More impressive, however, is the speed at which the smaller asteroid will be traveling. Scientists estimate RX9 to be traveling at 33,000 miles per hour. For reference, that equates to around 16 times as fast as a bullet fire by a rifle.
When Does an Asteroid Classify as a Near-Earth Object?
Overall, Earth’s autumnal equinox sees the approach of three significant NEO-classified asteroids overall. While NY1 makes the closest approach, measuring a range within 93,000 miles, the furthest asteroidal approach passes within a wider orbit of 2.2 million miles.
So, while at first the asteroids’ approaches seem incredibly distant from our planet, NASA’s qualification for NEOs (Near Earth Objects) remains pretty generous.
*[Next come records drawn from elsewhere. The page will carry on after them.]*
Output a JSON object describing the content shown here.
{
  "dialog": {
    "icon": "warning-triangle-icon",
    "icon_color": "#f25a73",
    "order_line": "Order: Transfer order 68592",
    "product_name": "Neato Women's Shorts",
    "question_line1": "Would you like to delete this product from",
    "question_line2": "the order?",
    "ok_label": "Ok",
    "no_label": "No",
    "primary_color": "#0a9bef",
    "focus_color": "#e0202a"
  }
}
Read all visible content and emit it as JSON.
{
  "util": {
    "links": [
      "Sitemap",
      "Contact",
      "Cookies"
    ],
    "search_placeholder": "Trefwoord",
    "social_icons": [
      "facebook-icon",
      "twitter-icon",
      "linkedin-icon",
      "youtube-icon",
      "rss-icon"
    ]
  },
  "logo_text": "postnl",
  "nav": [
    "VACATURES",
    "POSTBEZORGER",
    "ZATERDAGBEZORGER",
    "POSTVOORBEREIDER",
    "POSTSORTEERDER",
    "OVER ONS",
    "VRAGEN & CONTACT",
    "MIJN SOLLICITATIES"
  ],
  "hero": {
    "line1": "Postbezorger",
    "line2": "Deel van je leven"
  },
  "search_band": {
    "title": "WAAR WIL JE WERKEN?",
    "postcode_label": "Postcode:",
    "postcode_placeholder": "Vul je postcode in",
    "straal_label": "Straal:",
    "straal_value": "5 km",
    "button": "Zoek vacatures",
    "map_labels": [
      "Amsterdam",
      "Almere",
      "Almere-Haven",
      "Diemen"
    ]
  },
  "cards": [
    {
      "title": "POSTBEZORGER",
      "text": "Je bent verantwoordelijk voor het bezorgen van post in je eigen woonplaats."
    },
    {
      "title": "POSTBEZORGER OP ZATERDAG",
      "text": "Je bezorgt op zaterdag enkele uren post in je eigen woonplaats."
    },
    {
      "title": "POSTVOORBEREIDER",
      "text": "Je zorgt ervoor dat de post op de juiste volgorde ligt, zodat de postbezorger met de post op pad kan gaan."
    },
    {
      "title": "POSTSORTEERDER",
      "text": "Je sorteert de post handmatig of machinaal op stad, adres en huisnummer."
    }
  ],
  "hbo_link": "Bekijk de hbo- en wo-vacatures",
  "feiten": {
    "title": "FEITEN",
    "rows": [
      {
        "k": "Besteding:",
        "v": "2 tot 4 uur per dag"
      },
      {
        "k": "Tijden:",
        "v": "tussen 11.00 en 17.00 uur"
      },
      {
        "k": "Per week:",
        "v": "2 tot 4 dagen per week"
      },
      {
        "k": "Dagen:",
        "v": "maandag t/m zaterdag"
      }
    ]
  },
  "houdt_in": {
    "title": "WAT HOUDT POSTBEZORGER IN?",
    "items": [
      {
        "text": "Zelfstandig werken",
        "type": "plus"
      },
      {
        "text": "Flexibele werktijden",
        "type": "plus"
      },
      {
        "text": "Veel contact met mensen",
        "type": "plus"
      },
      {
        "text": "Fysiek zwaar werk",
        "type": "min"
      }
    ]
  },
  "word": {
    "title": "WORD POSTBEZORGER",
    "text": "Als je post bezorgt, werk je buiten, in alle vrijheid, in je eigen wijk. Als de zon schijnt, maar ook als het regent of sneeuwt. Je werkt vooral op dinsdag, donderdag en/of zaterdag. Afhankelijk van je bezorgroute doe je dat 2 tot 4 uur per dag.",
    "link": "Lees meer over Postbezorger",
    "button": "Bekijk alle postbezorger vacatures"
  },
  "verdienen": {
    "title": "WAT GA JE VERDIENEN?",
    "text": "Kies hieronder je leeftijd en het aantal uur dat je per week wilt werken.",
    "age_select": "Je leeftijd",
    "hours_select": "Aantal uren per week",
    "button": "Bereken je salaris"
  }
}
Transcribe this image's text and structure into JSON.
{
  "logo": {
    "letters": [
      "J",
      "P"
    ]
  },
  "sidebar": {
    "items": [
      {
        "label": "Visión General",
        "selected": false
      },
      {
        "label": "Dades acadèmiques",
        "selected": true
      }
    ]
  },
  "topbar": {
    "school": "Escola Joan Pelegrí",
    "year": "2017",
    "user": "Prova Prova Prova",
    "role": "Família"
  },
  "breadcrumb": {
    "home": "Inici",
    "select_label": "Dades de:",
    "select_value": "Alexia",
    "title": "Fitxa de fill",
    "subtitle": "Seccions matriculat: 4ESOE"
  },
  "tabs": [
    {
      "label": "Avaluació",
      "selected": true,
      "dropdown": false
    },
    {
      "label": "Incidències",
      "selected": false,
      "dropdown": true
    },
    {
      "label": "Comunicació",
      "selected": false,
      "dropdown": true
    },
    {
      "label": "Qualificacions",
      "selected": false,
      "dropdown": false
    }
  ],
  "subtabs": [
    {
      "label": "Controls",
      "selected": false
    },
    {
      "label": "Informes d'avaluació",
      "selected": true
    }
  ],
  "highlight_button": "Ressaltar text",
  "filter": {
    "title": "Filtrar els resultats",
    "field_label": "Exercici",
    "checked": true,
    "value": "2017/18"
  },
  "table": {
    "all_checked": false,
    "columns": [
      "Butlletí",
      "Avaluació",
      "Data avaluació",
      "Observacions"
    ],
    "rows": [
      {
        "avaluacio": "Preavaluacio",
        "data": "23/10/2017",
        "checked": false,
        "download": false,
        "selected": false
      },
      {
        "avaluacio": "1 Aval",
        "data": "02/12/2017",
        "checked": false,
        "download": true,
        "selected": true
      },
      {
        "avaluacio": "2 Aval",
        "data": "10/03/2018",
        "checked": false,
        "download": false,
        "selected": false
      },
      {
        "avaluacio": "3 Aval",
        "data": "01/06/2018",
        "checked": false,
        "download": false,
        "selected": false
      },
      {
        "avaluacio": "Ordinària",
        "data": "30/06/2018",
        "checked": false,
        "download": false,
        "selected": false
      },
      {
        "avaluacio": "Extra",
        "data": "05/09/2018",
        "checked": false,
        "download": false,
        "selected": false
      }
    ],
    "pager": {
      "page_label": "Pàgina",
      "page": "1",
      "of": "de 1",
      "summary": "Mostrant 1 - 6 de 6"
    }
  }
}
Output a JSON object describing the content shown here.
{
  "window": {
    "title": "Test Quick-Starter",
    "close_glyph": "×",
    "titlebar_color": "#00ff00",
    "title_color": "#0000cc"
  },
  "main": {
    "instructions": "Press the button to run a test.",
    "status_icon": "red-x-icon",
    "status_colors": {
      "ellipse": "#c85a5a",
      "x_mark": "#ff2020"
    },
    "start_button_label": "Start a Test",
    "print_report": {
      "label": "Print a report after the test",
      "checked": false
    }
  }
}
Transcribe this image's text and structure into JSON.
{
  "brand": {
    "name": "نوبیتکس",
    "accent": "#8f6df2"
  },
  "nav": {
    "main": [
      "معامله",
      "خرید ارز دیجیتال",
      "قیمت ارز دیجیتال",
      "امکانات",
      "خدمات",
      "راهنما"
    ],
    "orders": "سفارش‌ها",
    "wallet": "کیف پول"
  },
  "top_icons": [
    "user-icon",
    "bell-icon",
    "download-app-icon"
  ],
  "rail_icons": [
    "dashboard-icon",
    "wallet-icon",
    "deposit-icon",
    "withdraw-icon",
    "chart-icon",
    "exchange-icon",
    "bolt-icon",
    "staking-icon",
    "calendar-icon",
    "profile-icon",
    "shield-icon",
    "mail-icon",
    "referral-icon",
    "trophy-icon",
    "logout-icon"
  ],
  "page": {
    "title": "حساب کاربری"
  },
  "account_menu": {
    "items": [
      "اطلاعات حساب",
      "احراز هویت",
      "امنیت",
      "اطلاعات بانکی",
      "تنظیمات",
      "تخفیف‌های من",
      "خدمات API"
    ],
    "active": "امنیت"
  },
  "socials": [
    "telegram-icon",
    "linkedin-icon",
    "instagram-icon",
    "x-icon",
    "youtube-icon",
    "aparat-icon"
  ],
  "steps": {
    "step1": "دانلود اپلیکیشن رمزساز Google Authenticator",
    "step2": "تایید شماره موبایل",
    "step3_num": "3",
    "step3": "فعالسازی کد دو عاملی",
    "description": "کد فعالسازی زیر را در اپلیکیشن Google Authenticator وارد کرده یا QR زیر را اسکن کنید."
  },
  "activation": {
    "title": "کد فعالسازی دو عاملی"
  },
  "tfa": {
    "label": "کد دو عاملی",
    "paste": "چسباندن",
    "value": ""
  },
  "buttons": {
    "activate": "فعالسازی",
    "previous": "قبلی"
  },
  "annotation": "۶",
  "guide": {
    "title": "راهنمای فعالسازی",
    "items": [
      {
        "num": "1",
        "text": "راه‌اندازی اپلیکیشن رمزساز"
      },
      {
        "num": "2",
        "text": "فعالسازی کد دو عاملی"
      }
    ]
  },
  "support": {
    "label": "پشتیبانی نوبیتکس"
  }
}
According to Newsweek, NEOs consist of asteroids or comets that pass within a relatively incomprehensible distance of 121 million miles of our planet. Additionally, an NEO must complete an orbit of the Sun within a 200 year period.
The Center for NEOs has additionally been tracking these fascinating objects over the course of the last 23 years. The mission initially began when scientists in 1998 discovered a mile-wide asteroid named 1997 XF11 in 1998. They found that the space rock’s trajectory at the time put the object’s trajectory on a course to strike Earth in 2028, now only a few years away.
Since the agency’s startup, scientists have discovered numerous NEOs, numbering well over 25,000. Additionally, NASA’s identified a sub-category of NEOs, termed Potentially Hazardous Objects (PHOs). These asteroids and comets pose serious threats to Earth as they pass “dangerously close” to the planet.
However, for now, we remain safe from potentially hazardous asteroids and can enjoy Autumn’s arrival knowing we won’t be struck by an enormous space rock.